1. Défiguration de site web : Quelles sont les mesures préventives ?

  • 1. Appliquez de manière régulière et systématique les mises à jour de sécurité

    du système d’exploitation et des logiciels installés sur vos serveurs.

  • 2. Ayez un pare-feu correctement paramétré :

    fermez tous les ports inutilisés et ne laissez que les adresses des machines indispensables accéder aux fonctionnalités d’administration du site.

  • 3. Consultez régulièrement les fichiers de journalisations (logs)

    de votre pare-feu afin de détecter toute tentative d’intrusion, ainsi que les logs de vos serveurs exposés pour identifier tests de mots de passe suspects en particulier.

  • 4. Vérifiez que les mots de passe sont suffisamment complexes et changez régulièrement,

    mais également que ceux créés par défaut sont effacés s’ils ne sont pas tout de suite changés.

  • 5. Sensibilisez les utilisateurs à ne jamais communiquer d’éléments d’accès

    administrateurs et d’authentification à un tiers non identifié (ingénierie sociale, hameçonnage, etc.)

  • 6. Ne conservez pas de manière accessible la liste nominative des personnes possédant les droits

    d’administrateur sur le serveur.

2. Que faire si vous êtes victime ?

  1. Si possible, déconnectez d’internet la machine concernée.

  2. Récupérez les fichiers de journalisation (logs) de votre pare-feu, serveur mandataire (proxy) et des serveurs touchés qui seront des éléments d’investigation.

  3. Réalisez une copie complète de la machine attaquée et sa mémoire.

  4. Identifiez les éléments sensibles qui ont pu être copiés ou détruits.

  5. Identifiez le vecteur qui a permis de prendre le contrôle de la machine.

  6. Déposez plainte au commissariat de police ou à la gendarmerie dont vous dépendez et tenez à disposition des enquêteurs tous les éléments de preuves en votre possession.

  7. Lorsque vous aurez repris le contrôle de la machine touchée, corrigez toutes les vulnérabilités et changez tous les mots de passe avant de la remettre en ligne.

  8. Faites-vous assister au besoin par des professionnels qualifiés.
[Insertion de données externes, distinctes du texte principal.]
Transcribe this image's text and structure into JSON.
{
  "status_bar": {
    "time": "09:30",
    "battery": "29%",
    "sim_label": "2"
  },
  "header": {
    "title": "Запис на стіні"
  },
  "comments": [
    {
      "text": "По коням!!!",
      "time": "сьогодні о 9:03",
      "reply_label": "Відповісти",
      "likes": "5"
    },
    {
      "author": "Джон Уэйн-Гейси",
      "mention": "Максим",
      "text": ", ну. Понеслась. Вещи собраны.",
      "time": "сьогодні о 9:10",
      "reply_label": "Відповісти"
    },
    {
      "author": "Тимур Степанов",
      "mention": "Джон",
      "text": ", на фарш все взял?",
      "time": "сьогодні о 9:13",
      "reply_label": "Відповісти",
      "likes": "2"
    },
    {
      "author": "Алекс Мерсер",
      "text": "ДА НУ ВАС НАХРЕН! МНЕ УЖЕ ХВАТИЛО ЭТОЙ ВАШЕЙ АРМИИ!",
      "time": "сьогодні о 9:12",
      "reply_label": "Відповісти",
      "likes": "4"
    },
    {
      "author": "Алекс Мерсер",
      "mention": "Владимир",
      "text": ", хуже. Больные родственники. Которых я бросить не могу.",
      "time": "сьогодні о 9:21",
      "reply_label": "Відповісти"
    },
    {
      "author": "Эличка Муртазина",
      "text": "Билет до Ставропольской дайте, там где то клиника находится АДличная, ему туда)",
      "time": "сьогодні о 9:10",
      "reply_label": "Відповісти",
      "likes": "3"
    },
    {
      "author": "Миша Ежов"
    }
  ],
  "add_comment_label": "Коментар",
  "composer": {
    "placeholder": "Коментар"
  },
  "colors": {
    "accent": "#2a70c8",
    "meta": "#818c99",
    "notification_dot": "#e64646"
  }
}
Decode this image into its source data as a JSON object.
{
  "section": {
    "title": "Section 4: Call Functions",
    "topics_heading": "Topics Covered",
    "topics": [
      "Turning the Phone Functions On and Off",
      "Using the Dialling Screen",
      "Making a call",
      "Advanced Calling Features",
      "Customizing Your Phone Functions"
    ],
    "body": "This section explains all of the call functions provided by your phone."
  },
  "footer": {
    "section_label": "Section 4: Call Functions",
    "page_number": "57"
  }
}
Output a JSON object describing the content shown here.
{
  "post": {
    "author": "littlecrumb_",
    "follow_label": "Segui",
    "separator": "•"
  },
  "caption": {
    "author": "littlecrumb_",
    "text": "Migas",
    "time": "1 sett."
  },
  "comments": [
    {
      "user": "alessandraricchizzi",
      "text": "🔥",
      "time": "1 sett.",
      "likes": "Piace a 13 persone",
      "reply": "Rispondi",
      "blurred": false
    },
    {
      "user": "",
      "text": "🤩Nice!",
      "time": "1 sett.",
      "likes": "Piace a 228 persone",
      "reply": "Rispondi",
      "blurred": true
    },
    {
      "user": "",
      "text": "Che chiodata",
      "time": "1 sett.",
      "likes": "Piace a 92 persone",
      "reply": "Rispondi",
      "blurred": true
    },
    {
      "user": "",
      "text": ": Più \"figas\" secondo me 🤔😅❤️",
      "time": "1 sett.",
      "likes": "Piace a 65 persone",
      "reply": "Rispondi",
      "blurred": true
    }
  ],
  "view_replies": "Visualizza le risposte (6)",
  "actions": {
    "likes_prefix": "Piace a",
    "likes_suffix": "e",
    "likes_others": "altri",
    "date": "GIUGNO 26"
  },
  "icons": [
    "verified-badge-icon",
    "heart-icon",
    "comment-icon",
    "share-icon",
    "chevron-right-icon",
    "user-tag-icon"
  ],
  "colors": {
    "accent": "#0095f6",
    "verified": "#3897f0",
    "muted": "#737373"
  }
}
Vous trouverez sur www.cybermalveillance.gouv.fr des prestataires spécialisés susceptibles de pouvoir vous apporter leur expertise.
En fonction du cas d’espèce, les infractions suivantes peuvent être retenues :

L’incrimination principale qui peut être retenue ici est celle de l’entrave à un système de traitement automatisé de données (STAD ou système d’information).

Les articles 323-1 à 323-7 du code pénal disposent que :
• « le fait d’accéder ou de se maintenir, frauduleusement » dans un système de traitement automatisé de données (par exemple en utilisant le mot de passe d’un tiers ou en exploitant sciemment une faille de sécurité);
• « le fait d’introduire frauduleusement des données » dans un système de traitement automatisé de données. Ce texte peut s’appliquer dans le cadre de la défiguration de site. La défiguration désigne la modification non sollicitée de la présentation d’un site Web, à la suite d’un piratage du site ;
• Le fait « d’extraire, de détenir, de reproduire, de transmettre, de supprimer ou de modifier frauduleusement les données » d’un système de traitement automatisé de données. La copie frauduleuse de données (souvent improprement qualifiée de « vol » de données) pourra être donc sanctionnée sur ce fondement ;
• « le fait d’entraver ou de fausser le fonctionnement d’un système de traitement automatisé de données »;
• Les tentatives de ces infractions sont punies des mêmes peines.

En fonction du cas d’espèce, les peines encourues sont de deux à sept ans d’emprisonnement et de 60 000 à 300 000 euros d’amende.